Te digo más: hazlo antes de ver la película. Porque no hay relato visual que logre transmitir la inquietud que este párrafo provoca; el preámbulo de un viaje que vas a emprender a partir de ahí, un viaje movilizante, una historia bien escrita.

Días de radio

Salíamos de casa una de esas mañanas del invierno habanero en las que se puede estar sólo con un abrigo ligero. Por la calle Humboldt subía el viento fresco de un especial aroma a mar. La nariz disfrutaba destapada, sin alergias y picazones. Casi por costumbre nos agarramos las manos ni bien llegamos a la esquina y empezamos a elegir qué canción nos acompañaría en el deambular de ese día. Los cordones desatados de sus zapatos, como siempre, lo obligaron a agacharse. Ahí lo vió.

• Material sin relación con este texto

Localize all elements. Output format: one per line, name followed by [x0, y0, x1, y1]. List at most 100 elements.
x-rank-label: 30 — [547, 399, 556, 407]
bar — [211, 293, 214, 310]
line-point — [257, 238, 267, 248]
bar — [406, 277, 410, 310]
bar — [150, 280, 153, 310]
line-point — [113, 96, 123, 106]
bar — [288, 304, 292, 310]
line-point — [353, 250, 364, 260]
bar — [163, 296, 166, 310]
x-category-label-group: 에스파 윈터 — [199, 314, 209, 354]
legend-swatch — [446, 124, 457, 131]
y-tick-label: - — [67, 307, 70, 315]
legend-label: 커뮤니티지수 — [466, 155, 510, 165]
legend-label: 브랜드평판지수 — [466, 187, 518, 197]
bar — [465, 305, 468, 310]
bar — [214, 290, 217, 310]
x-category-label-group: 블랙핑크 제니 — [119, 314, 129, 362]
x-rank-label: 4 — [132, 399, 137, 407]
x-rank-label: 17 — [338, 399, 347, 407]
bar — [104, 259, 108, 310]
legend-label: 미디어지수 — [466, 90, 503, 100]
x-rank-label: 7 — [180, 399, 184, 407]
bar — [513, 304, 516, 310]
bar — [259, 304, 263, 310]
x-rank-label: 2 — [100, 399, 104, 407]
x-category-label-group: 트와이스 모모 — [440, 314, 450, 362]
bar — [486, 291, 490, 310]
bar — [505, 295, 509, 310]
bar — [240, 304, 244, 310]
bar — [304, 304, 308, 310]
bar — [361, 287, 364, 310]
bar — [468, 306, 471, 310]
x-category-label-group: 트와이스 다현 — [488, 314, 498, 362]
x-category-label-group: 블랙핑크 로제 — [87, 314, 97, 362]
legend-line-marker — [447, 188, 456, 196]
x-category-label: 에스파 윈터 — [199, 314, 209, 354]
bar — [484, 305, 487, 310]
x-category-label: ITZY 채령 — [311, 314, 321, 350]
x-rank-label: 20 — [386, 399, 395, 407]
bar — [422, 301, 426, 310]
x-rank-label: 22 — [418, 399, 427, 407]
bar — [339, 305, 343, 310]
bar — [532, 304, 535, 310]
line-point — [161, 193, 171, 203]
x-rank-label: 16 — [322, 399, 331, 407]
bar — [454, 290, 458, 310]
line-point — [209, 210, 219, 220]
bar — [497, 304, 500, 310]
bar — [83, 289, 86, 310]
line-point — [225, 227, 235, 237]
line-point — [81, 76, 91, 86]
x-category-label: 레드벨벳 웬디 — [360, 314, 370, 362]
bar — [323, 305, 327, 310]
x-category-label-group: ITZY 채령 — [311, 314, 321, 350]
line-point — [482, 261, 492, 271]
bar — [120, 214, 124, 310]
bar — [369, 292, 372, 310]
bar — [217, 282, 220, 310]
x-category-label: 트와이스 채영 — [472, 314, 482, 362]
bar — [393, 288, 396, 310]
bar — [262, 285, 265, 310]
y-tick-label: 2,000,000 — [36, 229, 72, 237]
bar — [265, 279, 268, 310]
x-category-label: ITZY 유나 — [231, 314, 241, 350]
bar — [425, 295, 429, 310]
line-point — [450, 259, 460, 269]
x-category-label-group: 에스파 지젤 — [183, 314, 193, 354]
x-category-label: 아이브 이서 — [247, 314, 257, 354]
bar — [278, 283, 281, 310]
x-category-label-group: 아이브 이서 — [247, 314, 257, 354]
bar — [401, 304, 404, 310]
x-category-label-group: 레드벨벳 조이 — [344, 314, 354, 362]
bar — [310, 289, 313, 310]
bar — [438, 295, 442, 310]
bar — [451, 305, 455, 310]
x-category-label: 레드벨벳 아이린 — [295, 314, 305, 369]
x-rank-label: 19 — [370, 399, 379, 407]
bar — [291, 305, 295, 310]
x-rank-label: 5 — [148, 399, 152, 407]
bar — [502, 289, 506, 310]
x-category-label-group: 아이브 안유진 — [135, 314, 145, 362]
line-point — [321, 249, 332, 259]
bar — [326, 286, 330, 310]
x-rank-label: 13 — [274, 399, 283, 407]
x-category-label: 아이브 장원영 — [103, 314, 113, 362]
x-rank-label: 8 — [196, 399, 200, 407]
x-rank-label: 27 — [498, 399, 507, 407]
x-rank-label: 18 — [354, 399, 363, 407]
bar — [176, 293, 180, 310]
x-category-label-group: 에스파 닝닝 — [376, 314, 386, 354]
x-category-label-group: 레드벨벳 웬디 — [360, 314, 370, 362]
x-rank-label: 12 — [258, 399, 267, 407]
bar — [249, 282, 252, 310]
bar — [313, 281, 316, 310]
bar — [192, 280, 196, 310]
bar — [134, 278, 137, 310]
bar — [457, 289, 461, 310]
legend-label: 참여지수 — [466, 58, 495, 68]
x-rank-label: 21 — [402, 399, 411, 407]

Primero giró la cabeza a un lado y al otro por si era una broma. Fue todo muy rápido, pero mi posición de observador era privilegiada. Sin desesperarse ató el cordón en el pie derecho y luego adelantó un paso para hacer lo mismo en el izquierdo. De esa manera también quedaba más cerca de él. Con toda la tranquilidad continuó con el procedimiento, como si el tiempo y su paso no importaran. Ya libre de su tarea, la mano derecha se estiró hasta que lo tocó. Otra vez, miró a un lado y al otro, mientras los dedos reconocían, comprobaban la textura, los relieves, el tamaño. Era bueno, pensó cuando su cuerpo se incorporaba y su mano izquierda volvía a tener la mía. – Vamos. Esto hay que usarlo pronto – me dijo reiniciando la marcha. A su lado, no hice ningún comentario, aún sin saber a dónde iríamos y qué tenía en mente. Unos metros más allá, cuando ya estábamos caminando por la avenida, se paró en el medio de la acera e hizo que yo también me detuviera. – Con estos veinte pesos que me acabo de encontrar, haremos lo siguiente. Almorzamos en El Conejito y luego nos vamos a ver la nueva película de Woody Allen en El Riviera. ¿Estás de acuerdo? No dije nada, sólo le sonreí con los ojos y la boca, asintiendo. Mi hermano y yo no precisamos de muchas palabras para coincidir.